Technische Neuerungen beziehen sich längst nicht mehr nur auf Anwendungen in reichen Industrieländern, Elektronik in Form von einfachen Geräten gibt es zunehmend auch in Entwicklungsländern. Dort findet heutzutage Kommunikation mittels Internet und Smartphones zum Leidwesen diktatorischer Strukturen intensiv statt.

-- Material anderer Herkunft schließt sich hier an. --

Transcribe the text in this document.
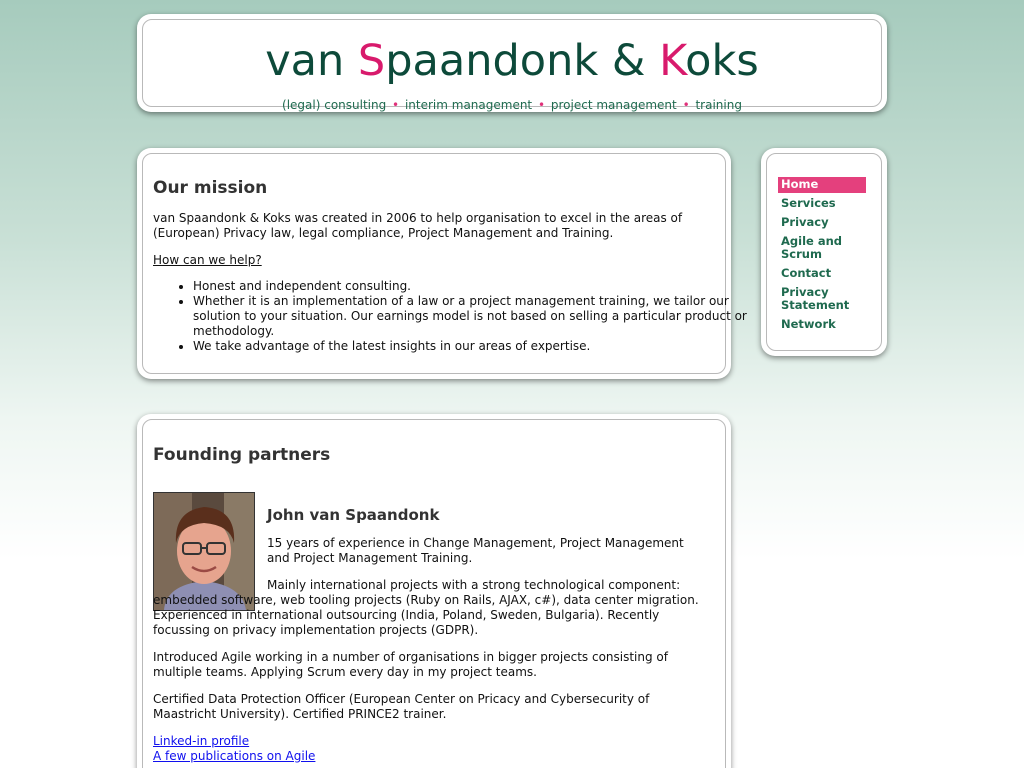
van Spaandonk & Koks
(legal) consulting • interim management • project management • training
Our mission

van Spaandonk & Koks was created in 2006 to help organisation to excel in the areas of (European) Privacy law, legal compliance, Project Management and Training.

How can we help?

• Honest and independent consulting.
• Whether it is an implementation of a law or a project management training, we tailor our solution to your situation. Our earnings model is not based on selling a particular product or methodology.
• We take advantage of the latest insights in our areas of expertise.
Home
Services
Privacy
Agile and Scrum
Contact
Privacy Statement
Network
Founding partners
John van Spaandonk

15 years of experience in Change Management, Project Management and Project Management Training.

Mainly international projects with a strong technological component: embedded software, web tooling projects (Ruby on Rails, AJAX, c#), data center migration. Experienced in international outsourcing (India, Poland, Sweden, Bulgaria). Recently focussing on privacy implementation projects (GDPR).

Introduced Agile working in a number of organisations in bigger projects consisting of multiple teams. Applying Scrum every day in my project teams.

Certified Data Protection Officer (European Center on Pricacy and Cybersecurity of Maastricht University). Certified PRINCE2 trainer.

Linked-in profile
A few publications on Agile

Die Entwicklung von Elektronik für den Hausgebrauch geht natürlich ebenfalls weiter. Dafür wird schon die Industrie sorgen. Lassen Sie mich in diesem Zusammenhang mit einem weitverbreiteten Irrtum aufräumen: Nicht der Kunde verlangt nach immer mehr, wie gerne behauptet wird, sondern der Wettbewerbsdruck der Anbieter kreiert immer mehr Neues. Und das ist gut so, hält es doch die Wirtschaft auf Trab und schafft Arbeitsplätze – wenn auch nicht immer bei uns. Nehmen Sie als Beispiel den Automobilmarkt: Nicht die potenziellen Käufer haben vor Jahren die Automobilindustrie angebettelt, man möge doch bitte, bitte endlich Säcke in Lenkrad und Armaturenbrett einbauen, die sich bei einem Unfall aufblasen, weil der Sicherheitsgurt ihnen nicht mehr ausreichte. Und es waren auch nicht die Kunden, die es überhaupt nicht gut fanden, dass man nach wie vor zu seinem Auto laufen musste, um dessen Tür aufzuschließen, und den Wunsch äußerten, man benötige hierfür ganz dringend eine Fernbedienung. Das und vieles andere waren Erfindungen von Autoherstellern beziehungsweise deren Zubehörlieferanten, um sich vom Wettbewerb abzusetzen und neue Bedürfnisse zu schaffen, die vorher kein Mensch hatte. Dabei wird dem Verbraucher verschwiegen, dass die vielen zusätzlichen Einrichtungen in Autos, die der Bequemlichkeit und der Sicherheit dienen, zusätzliches Gewicht bedeuten, das beschleunigt und abgebremst werden will und auch mehr Strom verbraucht. Beides wirkt sich nachteilig auf den Treibstoffverbrauch aus – wobei auch hier Fortschritte gemacht wurden, was teilweise die Nachteile dieser Errungenschaften kompensiert.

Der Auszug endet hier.